New Zealand’s Seascapes
The iconic Hauraki Gulf is New Zealand’s most-utilized body of water—and its most compromised, due to decades of overuse.
In New Zealand, intensifying and expanding aquaculture and the potential for marine mining of iron ore and other minerals from the ocean floor present an economic opportunity, but are creating deep divisions between these industries and concerned groups, from local NGOs to commercial and recreational fisheries.
Meanwhile, the loss of shellfish reefs in coastal water bodies such as the Hauraki Gulf and other critical nearshore habitats has resulted in degraded water and fewer fish.
The Nature Conservancy will help New Zealand better protect its freshwater and marine resources. Here, we’ll show how supply chain reform and impact investments that deliver both conservation results and financial returns for investors can reduce freshwater pollution and provide cleaner water for nature and people. With local partners, we will help restore oyster reefs and strengthen the sustainability of regional fisheries on which New Zealand and its neighbors depend.
The iconic Hauraki Gulf is New Zealand’s most-utilized body of water—and its most compromised, due to decades of overuse. Bordering metropolitan Auckland (New Zealand’s largest city), the Gulf was once home to abundant green-lipped mussels, horse mussels, cockles, pipi, tuatua and other shellfish. These native species formed expansive beds and reefs that played vital ecological roles, such as filtering seawater of sediments and contaminants, providing fish nurseries, stabilizing the seabed, and greatly enhancing the Gulf’s biodiversity.

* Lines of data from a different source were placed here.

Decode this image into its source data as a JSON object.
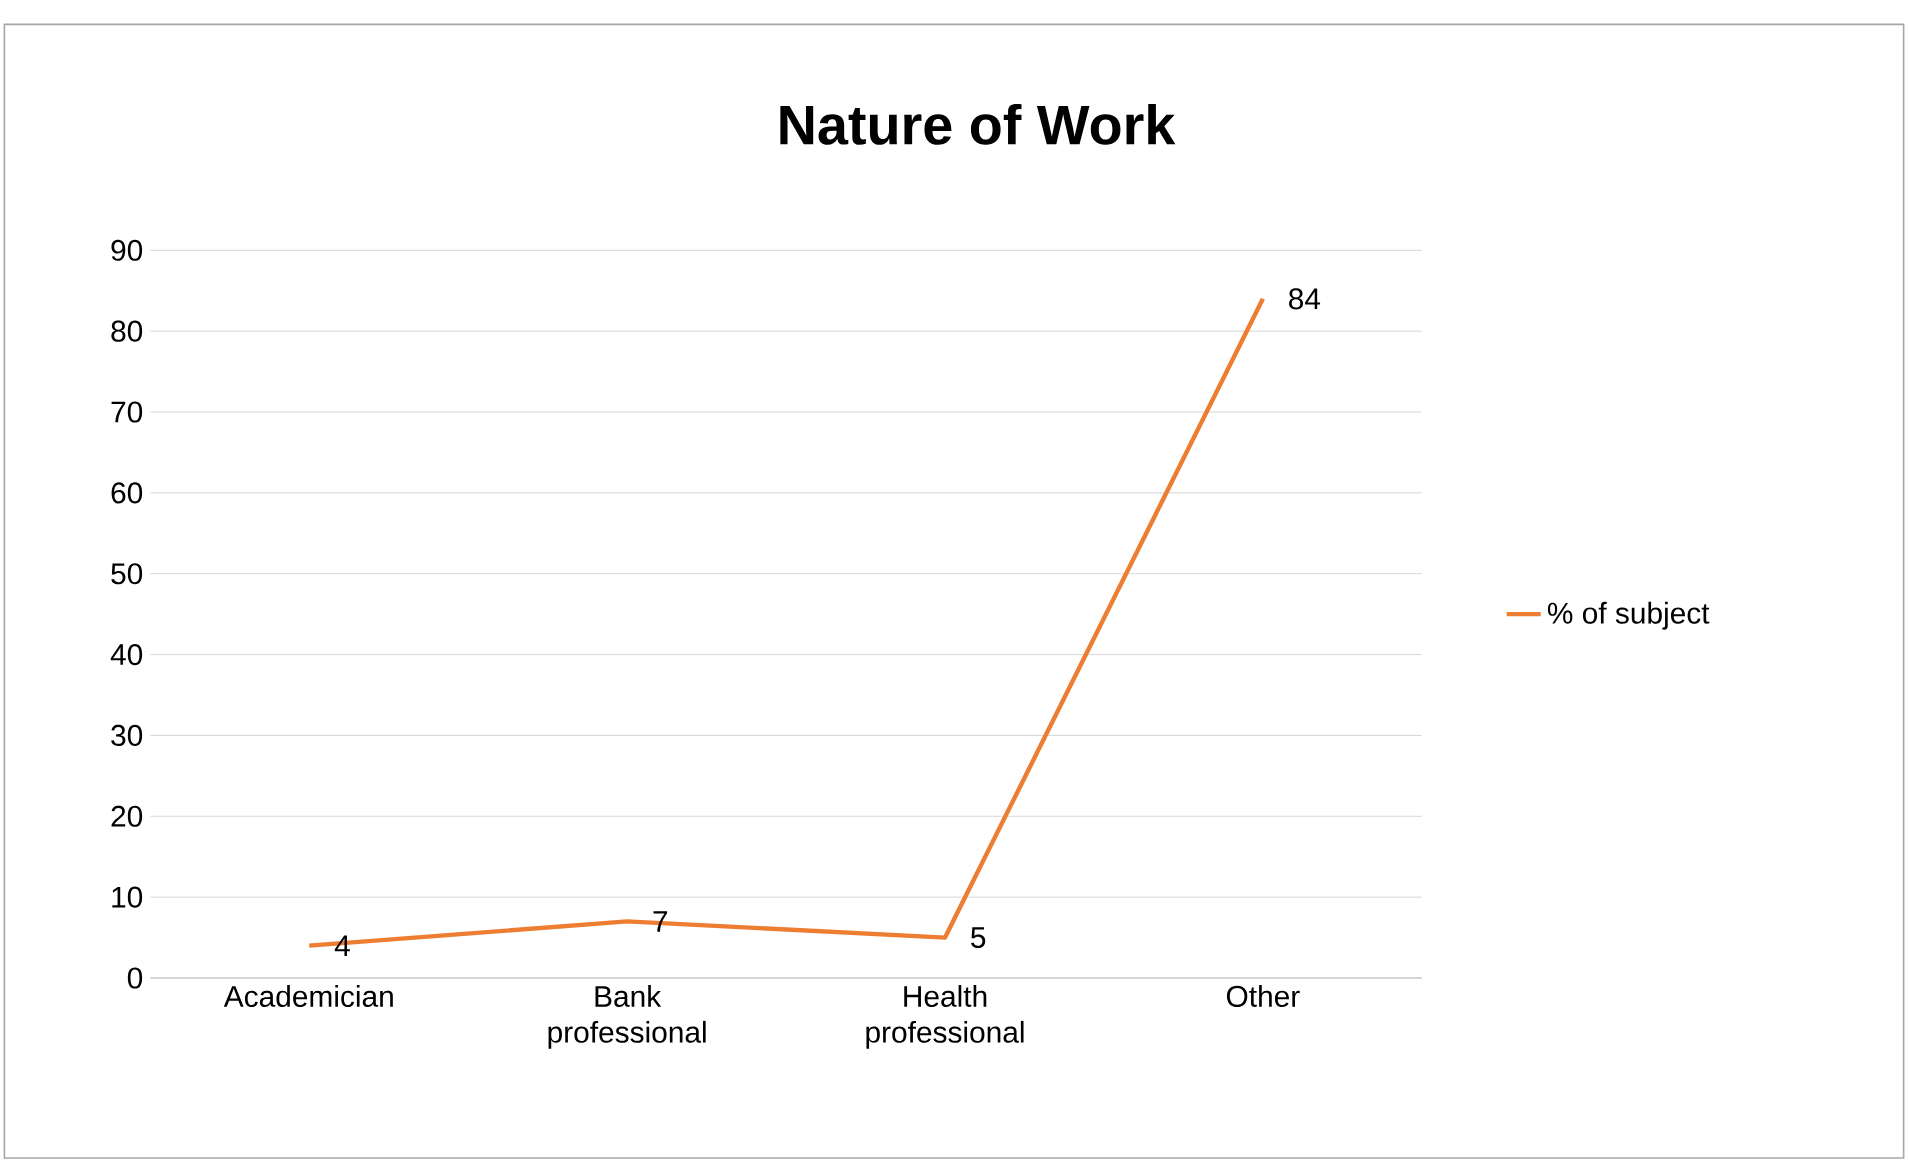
{
  "chart_data": {
    "type": "line",
    "title": "Nature of Work",
    "categories": [
      "Academician",
      "Bank professional",
      "Health professional",
      "Other"
    ],
    "series": [
      {
        "name": "% of subject",
        "color": "#ed7d31",
        "values": [
          4,
          7,
          5,
          84
        ]
      }
    ],
    "ylim": [
      0,
      90
    ],
    "yticks": [
      0,
      10,
      20,
      30,
      40,
      50,
      60,
      70,
      80,
      90
    ],
    "grid": "y",
    "legend": "right",
    "data_labels": true,
    "marker": "none"
  }
}
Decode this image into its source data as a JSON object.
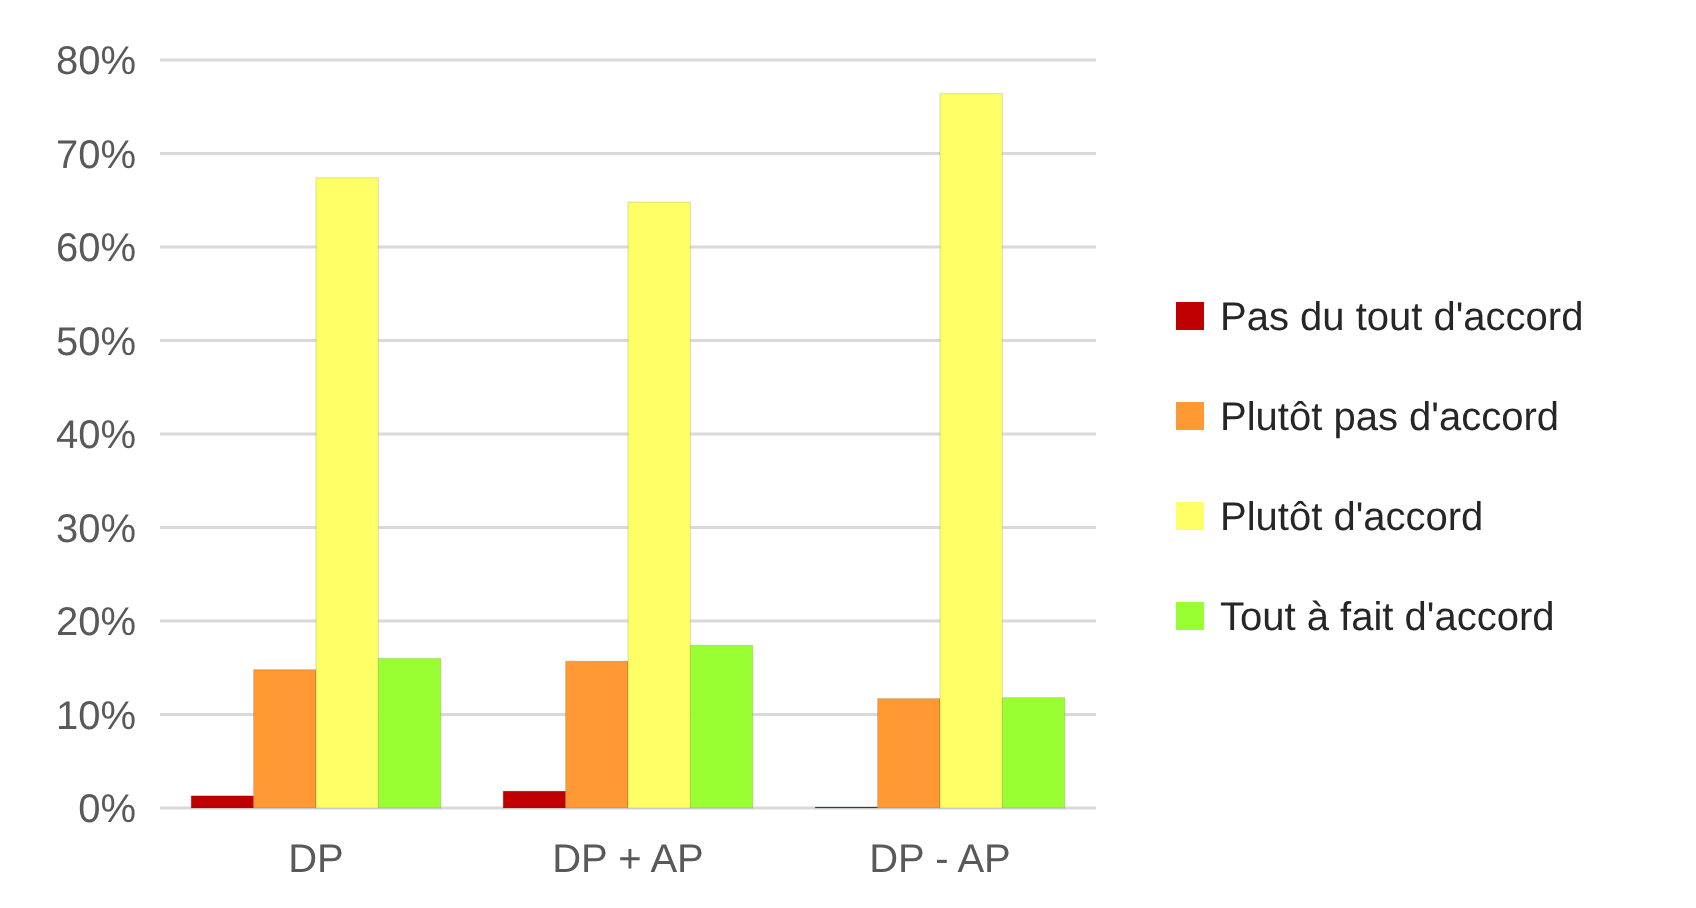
{
  "chart_data": {
    "type": "bar",
    "categories": [
      "DP",
      "DP + AP",
      "DP - AP"
    ],
    "series": [
      {
        "name": "Pas du tout d'accord",
        "color": "#c00000",
        "values": [
          1.3,
          1.8,
          0.1
        ]
      },
      {
        "name": "Plutôt pas d'accord",
        "color": "#ff9933",
        "values": [
          14.8,
          15.7,
          11.7
        ]
      },
      {
        "name": "Plutôt d'accord",
        "color": "#ffff66",
        "values": [
          67.4,
          64.8,
          76.4
        ]
      },
      {
        "name": "Tout à fait d'accord",
        "color": "#99ff33",
        "values": [
          16,
          17.4,
          11.8
        ]
      }
    ],
    "ylim": [
      0,
      80
    ],
    "yticks": [
      {
        "value": 0,
        "label": "0%"
      },
      {
        "value": 10,
        "label": "10%"
      },
      {
        "value": 20,
        "label": "20%"
      },
      {
        "value": 30,
        "label": "30%"
      },
      {
        "value": 40,
        "label": "40%"
      },
      {
        "value": 50,
        "label": "50%"
      },
      {
        "value": 60,
        "label": "60%"
      },
      {
        "value": 70,
        "label": "70%"
      },
      {
        "value": 80,
        "label": "80%"
      }
    ],
    "grid": "y",
    "legend": "right"
  }
}
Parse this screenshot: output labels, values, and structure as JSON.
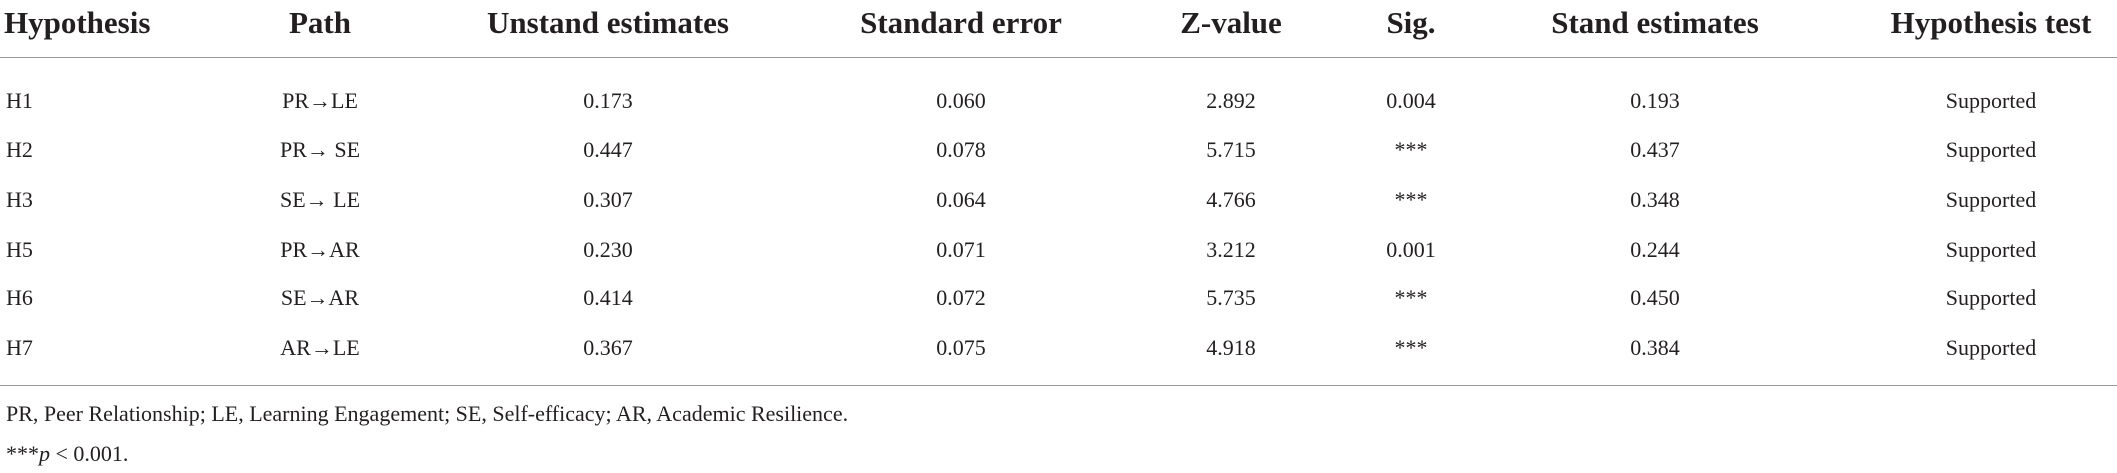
{
  "table": {
    "header": [
      "Hypothesis",
      "Path",
      "Unstand estimates",
      "Standard error",
      "Z-value",
      "Sig.",
      "Stand estimates",
      "Hypothesis test"
    ],
    "rows": [
      [
        "H1",
        "PR→LE",
        "0.173",
        "0.060",
        "2.892",
        "0.004",
        "0.193",
        "Supported"
      ],
      [
        "H2",
        "PR→ SE",
        "0.447",
        "0.078",
        "5.715",
        "***",
        "0.437",
        "Supported"
      ],
      [
        "H3",
        "SE→ LE",
        "0.307",
        "0.064",
        "4.766",
        "***",
        "0.348",
        "Supported"
      ],
      [
        "H5",
        "PR→AR",
        "0.230",
        "0.071",
        "3.212",
        "0.001",
        "0.244",
        "Supported"
      ],
      [
        "H6",
        "SE→AR",
        "0.414",
        "0.072",
        "5.735",
        "***",
        "0.450",
        "Supported"
      ],
      [
        "H7",
        "AR→LE",
        "0.367",
        "0.075",
        "4.918",
        "***",
        "0.384",
        "Supported"
      ]
    ]
  },
  "footnotes": [
    "PR, Peer Relationship; LE, Learning Engagement; SE, Self-efficacy; AR, Academic Resilience.",
    {
      "prefix": "***",
      "variable": "p",
      "rest": " < 0.001."
    }
  ]
}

The previous extent of this ecosystem is now hard to comprehend: Today, Hauraki Gulf’s shellfish beds are now degraded or lost entirely. Overharvesting of shellfish, combined with decades of sediment runoff, trawler fishing and extensive dredging has removed native species that once the Gulf’s waters.
Fortunately, there is a growing groundswell of support to repair the damage. Hauraki Gulf is the site of the nation’s first marine spatial plan, released in 2016, which outlines strategies to restore biodiversity while supporting key industries such as fishing, shipping, aquaculture and tourism.
Multiple individuals, organizations and agencies—including the Department of Conservation, local Iwi leadership, Revive Our Gulf, the University of Auckland, the Hauraki Gulf Forum, and the Auckland Council—are now working to implement recommendations from the spatial plan. But to date, such efforts have been under-resourced.
In one of our newest country programs, The Nature Conservancy in New Zealand aims to invigorate this work and provide solutions that can be applied to marine environments throughout the country. Over the past year, we have facilitated a number of learning exchanges in New Zealand with restoration practitioners in Australia and the United States, where TNC shellfish restoration projects are well-established.
Working with others over the next three years, we will restore 20 hectares of living shellfish reef, beginning with green-lipped mussels, that will serve as the gold standard for New Zealand marine habitat restoration. TNC will also help establish citizen science programs that engage significant numbers of volunteers—including recreational fishers, youth groups and local communities—to participate in conservation and restoration. And we will engage iwi communities (a Māori tribe, the largest of the groups that form Māori society) in planning, implementation and assessment of these shellfish restoration efforts.